While we have an almost detailed representation of the topography of the continents, the oceanic abyss is still, luckily, a great mystery. An abyss is an absorptive and open space; it is a place that embraces memory, preserving but also mutating it. It has existed for a very long time, but its ability to diversify and recondition its internal parts tends towards the future. This unfathomable container, fertile for the practice of a milieu-specific philosophy, can be a useful tool for speculation on different, non-terrestrial models of existence. The oceanic abyss is truly unknown, and unknowing can be a rare resource. In this realm of meaning, causality and intelligibility of organic processes are obfuscated by masses of liquid, noisy material. Here, the enormousness of space seems to be an obstacle to human penetration. In effect, this obscure gap in our model of the Earth arouses the poetic imagination. Working with the underwater world lets us encounter otherness, and is a good starting point for the imaginative process. The vampire squid is a deep-sea cephalopod that lives in the aphotic depths of mesopelagic and bathypelagic waters, 600 to 3000 m below sea level. These layers of ocean are perfectly dark and under very high pressure. The vampire squid inhabits the oxygen minimum zone, which makes it unique among complex organisms. Its relatively small body, reaching about 13 cm, resembles a jellyfish. Thanks to photophores scattered on its skin, the latter acts as a screen transmitting color messages addressed mainly to individuals of the same species. Using the analysis of the vampire squid presented as the antithesis of humanity in Vilem Flusser and Louis Bec’s publication Vampyrotheuthis Infernalis, the mobile app Vampy seeks a countermodel and transgressive example in the animated world in order to create new interrelated modes, structures and categories meditating the human encounter with other species. The mobile app works much like Tamagotchi, where one has to perform actions to communicate with and take care of a virtual vampire squid. The application will be made for Android and iOS using Flutter. An additional idea is to use the phone as a beacon, which would allow phones nearby with the Vampy app installed to send messages to each other via Bluetooth.
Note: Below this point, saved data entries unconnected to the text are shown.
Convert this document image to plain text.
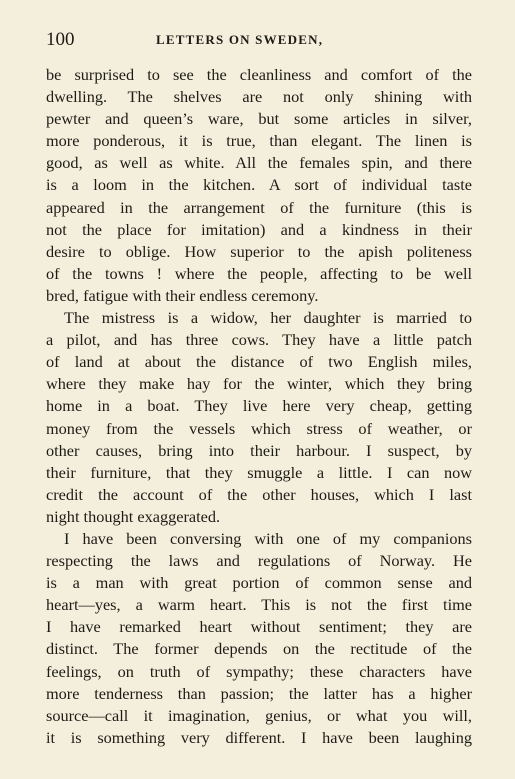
100	LETTERS ON SWEDEN,
be surprised to see the cleanliness and comfort of the
dwelling. The shelves are not only shining with
pewter and queen’s ware, but some articles in silver,
more ponderous, it is true, than elegant. The linen is
good, as well as white. All the females spin, and there
is a loom in the kitchen. A sort of individual taste
appeared in the arrangement of the furniture (this is
not the place for imitation) and a kindness in their
desire to oblige. How superior to the apish politeness
of the towns ! where the people, affecting to be well
bred, fatigue with their endless ceremony.
The mistress is a widow, her daughter is married to
a pilot, and has three cows. They have a little patch
of land at about the distance of two English miles,
where they make hay for the winter, which they bring
home in a boat. They live here very cheap, getting
money from the vessels which stress of weather, or
other causes, bring into their harbour. I suspect, by
their furniture, that they smuggle a little. I can now
credit the account of the other houses, which I last
night thought exaggerated.
I have been conversing with one of my companions
respecting the laws and regulations of Norway. He
is a man with great portion of common sense and
heart—yes, a warm heart. This is not the first time
I have remarked heart without sentiment; they are
distinct. The former depends on the rectitude of the
feelings, on truth of sympathy; these characters have
more tenderness than passion; the latter has a higher
source—call it imagination, genius, or what you will,
it is something very different. I have been laughing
Vilem Flusser and Louis Bec dedicated their philosophical fable “Vampyrotheuthis Infernalis”, published in 1987, to the intelligent aquatic animal, and created a context of critical displacement in order to enable comparative analysis of humans and the vampire squid. The environmental background of vampyrotheuthian existence is crucial to keep in mind when developing a perspective that is almost the opposite of the human existence in the world: “We would be crushed by the pressure of its abyss, and it would suffocate in the air that we breathe.” According to Flusser and Bec, the materiality of the environment influences modes of orientation in the world and impacts knowledge production. The mobile application Vampy is a subversive strategy that uses new technologies and the schema of popular gameplay to smuggle in reflection on inter-species relations. It simulates an encounter in which Vampy is a parasitical actor. By floating in the depths and controlling the water, the vampire squid proposes terrestrial detachment and freedom. As an invincible underwater villain, the animal expresses vital and powerful energies of the underwater world. At the same time, Vampy is petted, carried, caressed, and babysat. Moreover, Vampy offers affection and emotional engagement, but in fact the animal is not real and because of that probably cannot be trusted. Interaction with Vampy, a flawed mediator, exposes the fact that the relationship between species was established on wrong principles, but on the other hand, that interspecies connections are always complex and full of vibrations. Thinking about these issues helps us not to dwell on established realms and to look for other ways to reconnect with other species.